HEROES AND VILLAINS

Pascale, my French granddaughter, aged four and enraged at not getting her own way, would shriek at her mother, ‘Vilaine!’ It seems to me there’s something both childish and archaic about the word ‘villain’, although the English epithet has a harsher meaning. More or less dropped out of common usage, it belongs to vanished melodrama and has somehow reverted to that definition listed in the OED as ‘now rare’: someone boorish, clownish rather than evil. But if I am to accept the word as current coinage for an evil person, I’m not sure I know any villains personally. And we all know that so far as public figures are concerned, one individual’s villain is the next one’s hero. Many of us live or have lived under regimes whose morality has never been described better than by Chinua Achebe in his novel A Man of the People: ‘Overnight, everyone began to shake their heads at the excesses of the last regime, at its graft, oppression and corrupt government. . everybody said what a terrible lot; and it became public opinion next morning. And these were the same people that only the other day owned a thousand names of adulation, whom praise-singers followed with song and talking drum wherever they went. In such a regime, I say, you died a good death if your life had inspired someone to come forward and shoot your murderers in the chest — without asking to be paid.’

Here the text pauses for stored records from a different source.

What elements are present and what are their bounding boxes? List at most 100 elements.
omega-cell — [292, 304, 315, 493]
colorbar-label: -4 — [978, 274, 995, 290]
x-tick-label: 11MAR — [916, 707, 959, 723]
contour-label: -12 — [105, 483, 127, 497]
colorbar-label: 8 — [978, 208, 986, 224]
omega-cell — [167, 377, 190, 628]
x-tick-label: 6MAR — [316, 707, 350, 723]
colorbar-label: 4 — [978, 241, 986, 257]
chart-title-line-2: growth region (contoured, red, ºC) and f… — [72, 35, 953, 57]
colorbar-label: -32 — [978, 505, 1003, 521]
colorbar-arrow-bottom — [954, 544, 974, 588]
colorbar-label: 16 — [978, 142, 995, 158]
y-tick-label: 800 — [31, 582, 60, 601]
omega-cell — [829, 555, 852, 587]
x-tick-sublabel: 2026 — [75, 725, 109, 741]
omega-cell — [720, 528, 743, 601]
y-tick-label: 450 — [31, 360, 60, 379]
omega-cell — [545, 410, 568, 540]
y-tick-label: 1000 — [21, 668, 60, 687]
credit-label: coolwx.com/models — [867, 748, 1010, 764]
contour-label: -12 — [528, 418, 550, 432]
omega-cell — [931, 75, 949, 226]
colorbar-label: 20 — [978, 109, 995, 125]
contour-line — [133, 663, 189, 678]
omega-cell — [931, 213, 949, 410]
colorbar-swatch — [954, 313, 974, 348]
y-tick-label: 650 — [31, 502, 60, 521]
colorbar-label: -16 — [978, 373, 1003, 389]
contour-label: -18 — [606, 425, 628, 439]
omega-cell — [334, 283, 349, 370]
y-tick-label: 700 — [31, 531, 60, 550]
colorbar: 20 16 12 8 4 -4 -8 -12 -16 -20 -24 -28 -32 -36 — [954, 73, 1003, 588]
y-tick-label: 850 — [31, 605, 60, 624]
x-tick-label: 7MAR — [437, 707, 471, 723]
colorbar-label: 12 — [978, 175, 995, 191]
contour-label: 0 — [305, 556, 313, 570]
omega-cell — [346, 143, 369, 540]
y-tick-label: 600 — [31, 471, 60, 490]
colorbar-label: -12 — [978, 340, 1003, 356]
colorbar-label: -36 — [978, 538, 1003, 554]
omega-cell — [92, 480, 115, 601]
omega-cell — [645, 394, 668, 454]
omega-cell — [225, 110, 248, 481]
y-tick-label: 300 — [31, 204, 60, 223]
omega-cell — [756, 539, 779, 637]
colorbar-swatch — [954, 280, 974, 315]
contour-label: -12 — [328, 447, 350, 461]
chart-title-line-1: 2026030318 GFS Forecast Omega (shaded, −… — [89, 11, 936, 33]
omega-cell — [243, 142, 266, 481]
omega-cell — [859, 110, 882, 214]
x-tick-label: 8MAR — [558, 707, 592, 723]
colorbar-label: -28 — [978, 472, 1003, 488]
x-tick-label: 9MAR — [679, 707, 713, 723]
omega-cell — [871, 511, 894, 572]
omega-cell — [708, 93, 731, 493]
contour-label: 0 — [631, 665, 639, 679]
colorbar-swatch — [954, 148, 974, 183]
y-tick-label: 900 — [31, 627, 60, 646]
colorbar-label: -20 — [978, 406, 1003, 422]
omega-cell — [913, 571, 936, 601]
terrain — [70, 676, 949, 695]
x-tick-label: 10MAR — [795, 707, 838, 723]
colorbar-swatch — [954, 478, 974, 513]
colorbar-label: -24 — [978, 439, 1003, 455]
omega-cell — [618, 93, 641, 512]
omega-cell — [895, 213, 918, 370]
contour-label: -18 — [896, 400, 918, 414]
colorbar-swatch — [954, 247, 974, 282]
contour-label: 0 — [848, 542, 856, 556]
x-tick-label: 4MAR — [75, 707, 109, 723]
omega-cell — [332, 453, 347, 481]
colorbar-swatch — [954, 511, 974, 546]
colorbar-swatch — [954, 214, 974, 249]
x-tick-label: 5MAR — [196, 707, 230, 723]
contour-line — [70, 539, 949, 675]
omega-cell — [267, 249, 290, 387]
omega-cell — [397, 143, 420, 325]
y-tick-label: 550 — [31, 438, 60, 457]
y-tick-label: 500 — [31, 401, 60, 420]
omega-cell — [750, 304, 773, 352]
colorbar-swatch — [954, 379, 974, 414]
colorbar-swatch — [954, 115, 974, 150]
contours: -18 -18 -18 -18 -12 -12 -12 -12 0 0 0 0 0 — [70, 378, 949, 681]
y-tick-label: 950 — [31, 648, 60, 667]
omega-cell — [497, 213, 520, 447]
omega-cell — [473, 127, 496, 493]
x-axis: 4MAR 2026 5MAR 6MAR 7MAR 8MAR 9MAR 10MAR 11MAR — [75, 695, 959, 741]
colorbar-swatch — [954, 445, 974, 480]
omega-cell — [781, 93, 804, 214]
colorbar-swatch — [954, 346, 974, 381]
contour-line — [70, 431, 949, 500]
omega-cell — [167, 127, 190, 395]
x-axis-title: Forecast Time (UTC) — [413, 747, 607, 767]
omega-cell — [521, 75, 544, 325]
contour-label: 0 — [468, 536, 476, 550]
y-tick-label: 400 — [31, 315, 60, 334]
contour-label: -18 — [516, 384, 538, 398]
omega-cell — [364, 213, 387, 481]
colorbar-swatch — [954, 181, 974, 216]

Substitute the front page and CNN for those societies lacking song and talking drums, and you have a description of wide and timely application, eh.

In a novel I wrote in the seventies I had one of my characters remark that it was strange to live in a country where there were still heroes. Her country was mine, and this is something I, too, am aware of. To sit out more than two decades as a prisoner of conscience, as my heroes Mandela, Sisulu, and others whose names wouldn’t mean anything to you, have done, and come out whole, sane, wise, and humorous, is unambiguously heroic. To endure the amputation of exile is heroic; I see that in men and women who are returning home to South Africa now.

I have known some of these heroes quite well; a wonderful and salutary experience I count as one of the most important even among the intimacies of my life. This is because such people cut one to size in terms of one’s own worth and yet assert with authority, in their very existence, that life is passionately worth living. Is this where heroism and villainy meet, in the electrically-charged field of avid energy? We look on from the outside, aghast in the one instance, admiring in the other. The persistence of evil appalling, the endurance of good awe-inspiring.

But some heroes present a categorical enigma. They started off in the ranks of evil, so far as the judgment of people who reject any practice of racism is concerned, and then they rebelled against and rejected the convictions of those ranks.

This was not an easy matter of making statements, resigning from some political formation; often it meant losing professional position, livelihood, and being prepared to face a probation of suspicion in the ranks of opposition to racism.

In a house not far from mine there is one of my heroes who lived for some years as, in my apartheid code, a villain. Dr. Beyers Naude is an Afrikaner who was brought up in the era when the National Party was still avenging the defeat of the Boer War and seeking through that pious villainy, nationalism claiming authority from religion, to restore its dignity by coming to power. He became a minister in the Dutch Reformed Church and a member of the Broederbond, the band of brothers, a secret society of ideological guerrillas who dominated successive apartheid governments under prime ministers who were their Broeders. When he was a young man with a wife and children he committed the heresy of declaring apartheid sinful and he was stripped of his ministry; he rejected the Broederbond and consequently was blackballed from any secular position in Afrikanerdom.

He looked, and still looks, like the prototype Afrikaner dominee, wearing the Afrikaner outfit of safari suit, with plastered-down hair above his earnestly smiling face. But out of this (believe me) endearing image — which somehow subconsciously demonstrates his belief that within the conventional Afrikaners he resembles outwardly there is light like his own waiting to be self-realized — has come amazing courage. He was banned, vilified, and harassed by apartheid governments. He had no ministry, but we were all, all of us in the struggle against racism, his congregation. The enormous risks he has taken to support black liberation can’t yet be fully told, because that liberation is not by any means fully achieved, but to the black liberation movement he has become the most trusted white individual in South Africa.

How is it that ‘villain’ and ‘hero’ have existed in one man in one lifetime? He would put his conversion down to God, I know. But as I have no god, I am still looking for an explanation. Conscience? Isn’t that an atavistic conditioning that comes from the thou shalts and thou shalt nots, even in unbelievers? Sense of justice, that spirit-level indicator, origin unknown?